Dante apparaît en plein moyen-âge ; il est le symbole puissant de son époque ; il en a la sauvage dureté, les contradictions, la poésie étrange. Société, religion, intelligence, tout se reflète en lui. Voyez plutôt. Politiquement, le moyen-âge met en œuvre les élémens les plus divers : la féodalité, la monarchie, l’enfantement du tiers-état dans les communes. Eh bien ! le poème de Dante reproduit tout cela à la fois, dans son mélange : la saveur aristocratique y est très sensible ; ailleurs le poète rêve le retour de l’Empire, et néanmoins le vieux guelfe reparaît à chaque instant et maintient l’égalité dans la mort.

Où les mœurs chevaleresques, où le dévouement à la femme se montrent-ils en une plus complète plénitude que dans la Divine Comédie ? Sur quel front le lis virginal redouble-t-il mieux ses plis que sur celui de Béatrice ? Quand Gautier de Coinsy, quand les pieux trouvères chantent les louanges de Marie, quand les sculpteurs taillent ces chastes et sveltes statues, dont les yeux sont baissés, dont les mains sont jointes, dont les traits respirent je ne sais quelle angélique candeur, quand Cimabuë enfin, ce vieil ami de Dante, met une auréole d’or aux blanches figures dont son pinceau touche à peine les lignes suaves, sont-ils mieux inspirés, sont-ils plus de leur temps que l’auteur du Paradis ? Je ne parle pas de la religion ; il est le premier en date des grands poètes chrétiens.

Mais comment, je le répète, en demeurant de la sorte l’homme de son époque, Dante a-t-il empreint à un si haut point son œuvre d’un sceau personnel et original ? Comment la réflexion et l’imitation se sont-elles si bien fondues dans la spontanéité de l’art ? Ce sont là les inexplicables mystères du talent ; c’est dans ce développement simultané du génie individuel d’une part, et du génie contemporain de l’autre, qu’est la marque des esprits souverains.

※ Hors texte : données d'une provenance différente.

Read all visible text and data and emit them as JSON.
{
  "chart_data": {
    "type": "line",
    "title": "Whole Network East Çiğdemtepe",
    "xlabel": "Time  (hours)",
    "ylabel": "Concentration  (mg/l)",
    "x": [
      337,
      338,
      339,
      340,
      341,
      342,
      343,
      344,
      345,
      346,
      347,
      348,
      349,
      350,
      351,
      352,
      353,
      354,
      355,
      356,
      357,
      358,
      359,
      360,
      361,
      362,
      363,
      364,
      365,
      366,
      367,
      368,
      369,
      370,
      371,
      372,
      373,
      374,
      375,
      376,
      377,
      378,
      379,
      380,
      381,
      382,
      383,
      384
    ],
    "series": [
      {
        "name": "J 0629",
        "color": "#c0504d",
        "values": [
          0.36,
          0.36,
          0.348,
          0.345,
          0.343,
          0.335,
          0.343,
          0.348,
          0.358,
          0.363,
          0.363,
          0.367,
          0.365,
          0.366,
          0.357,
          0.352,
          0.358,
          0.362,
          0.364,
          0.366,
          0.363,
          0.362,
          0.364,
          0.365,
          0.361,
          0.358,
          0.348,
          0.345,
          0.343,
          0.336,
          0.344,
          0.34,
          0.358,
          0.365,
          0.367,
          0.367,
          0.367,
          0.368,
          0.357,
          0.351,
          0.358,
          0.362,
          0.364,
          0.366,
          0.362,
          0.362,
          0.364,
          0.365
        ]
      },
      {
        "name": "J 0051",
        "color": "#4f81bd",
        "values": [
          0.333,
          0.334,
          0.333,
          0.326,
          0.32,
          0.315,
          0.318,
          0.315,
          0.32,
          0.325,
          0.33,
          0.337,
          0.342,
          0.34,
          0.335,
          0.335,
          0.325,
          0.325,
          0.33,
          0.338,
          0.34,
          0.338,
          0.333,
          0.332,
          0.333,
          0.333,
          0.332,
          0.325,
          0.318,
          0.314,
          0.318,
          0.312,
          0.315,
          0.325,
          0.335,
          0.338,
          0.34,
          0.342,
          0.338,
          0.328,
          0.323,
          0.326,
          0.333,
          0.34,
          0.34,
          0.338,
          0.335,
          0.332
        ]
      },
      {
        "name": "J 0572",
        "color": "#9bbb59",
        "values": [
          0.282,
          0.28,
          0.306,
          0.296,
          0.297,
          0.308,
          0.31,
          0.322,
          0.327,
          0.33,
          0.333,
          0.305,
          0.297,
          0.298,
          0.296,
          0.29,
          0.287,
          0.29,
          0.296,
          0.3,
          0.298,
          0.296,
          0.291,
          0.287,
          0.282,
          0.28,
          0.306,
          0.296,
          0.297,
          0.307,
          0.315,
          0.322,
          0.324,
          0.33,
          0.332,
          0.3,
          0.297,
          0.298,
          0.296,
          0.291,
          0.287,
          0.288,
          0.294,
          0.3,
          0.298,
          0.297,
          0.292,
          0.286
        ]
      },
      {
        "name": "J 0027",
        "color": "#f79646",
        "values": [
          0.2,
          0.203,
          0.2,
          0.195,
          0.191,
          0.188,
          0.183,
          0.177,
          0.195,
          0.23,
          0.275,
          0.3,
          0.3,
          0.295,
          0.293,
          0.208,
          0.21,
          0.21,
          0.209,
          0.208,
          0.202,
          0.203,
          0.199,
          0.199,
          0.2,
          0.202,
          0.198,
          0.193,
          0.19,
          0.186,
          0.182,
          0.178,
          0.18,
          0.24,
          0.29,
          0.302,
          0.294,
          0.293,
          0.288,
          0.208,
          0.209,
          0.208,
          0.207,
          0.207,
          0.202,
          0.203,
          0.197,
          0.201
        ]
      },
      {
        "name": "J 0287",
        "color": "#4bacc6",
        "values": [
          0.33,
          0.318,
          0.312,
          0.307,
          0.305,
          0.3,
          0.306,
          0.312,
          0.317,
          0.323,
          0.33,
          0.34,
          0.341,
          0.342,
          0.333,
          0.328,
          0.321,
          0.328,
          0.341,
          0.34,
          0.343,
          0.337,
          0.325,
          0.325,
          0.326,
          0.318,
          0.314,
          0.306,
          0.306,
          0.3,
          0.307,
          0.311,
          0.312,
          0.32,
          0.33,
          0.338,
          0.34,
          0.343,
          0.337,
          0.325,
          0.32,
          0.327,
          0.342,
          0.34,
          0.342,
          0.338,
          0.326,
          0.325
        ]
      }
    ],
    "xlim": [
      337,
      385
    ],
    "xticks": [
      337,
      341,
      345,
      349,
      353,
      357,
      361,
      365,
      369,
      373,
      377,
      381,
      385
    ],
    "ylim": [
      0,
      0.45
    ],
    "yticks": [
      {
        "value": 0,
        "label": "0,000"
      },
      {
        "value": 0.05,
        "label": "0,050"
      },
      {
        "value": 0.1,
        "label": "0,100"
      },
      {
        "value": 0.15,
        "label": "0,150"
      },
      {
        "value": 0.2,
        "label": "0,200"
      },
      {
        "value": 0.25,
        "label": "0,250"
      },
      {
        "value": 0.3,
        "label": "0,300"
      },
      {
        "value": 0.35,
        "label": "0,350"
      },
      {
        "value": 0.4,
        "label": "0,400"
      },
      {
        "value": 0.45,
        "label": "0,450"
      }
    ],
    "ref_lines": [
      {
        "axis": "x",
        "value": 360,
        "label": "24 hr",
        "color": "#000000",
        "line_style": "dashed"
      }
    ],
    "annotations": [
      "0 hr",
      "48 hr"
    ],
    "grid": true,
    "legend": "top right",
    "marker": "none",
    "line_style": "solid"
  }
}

Voilà l’idéal qu’Alighieri a atteint ; il ne faut lui disputer aucune des portions, même les moindres, de son œuvre : tout lui appartient par la double légitimité de la naissance et de la conquête. Il était créateur, et il s’est fait en même temps le chantre de la tradition, parce que la poésie ressemble à ces flambeaux qu’on se passait de main en main dans les jeux du stade, à ces torches des coureurs, auxquelles Lucrèce compare si admirablement la vie. La poésie ne meurt jamais ; Dante l’a prise des mains de Virgile et des légendaires pour en éclairer le monde moderne.


Ch. Labitte.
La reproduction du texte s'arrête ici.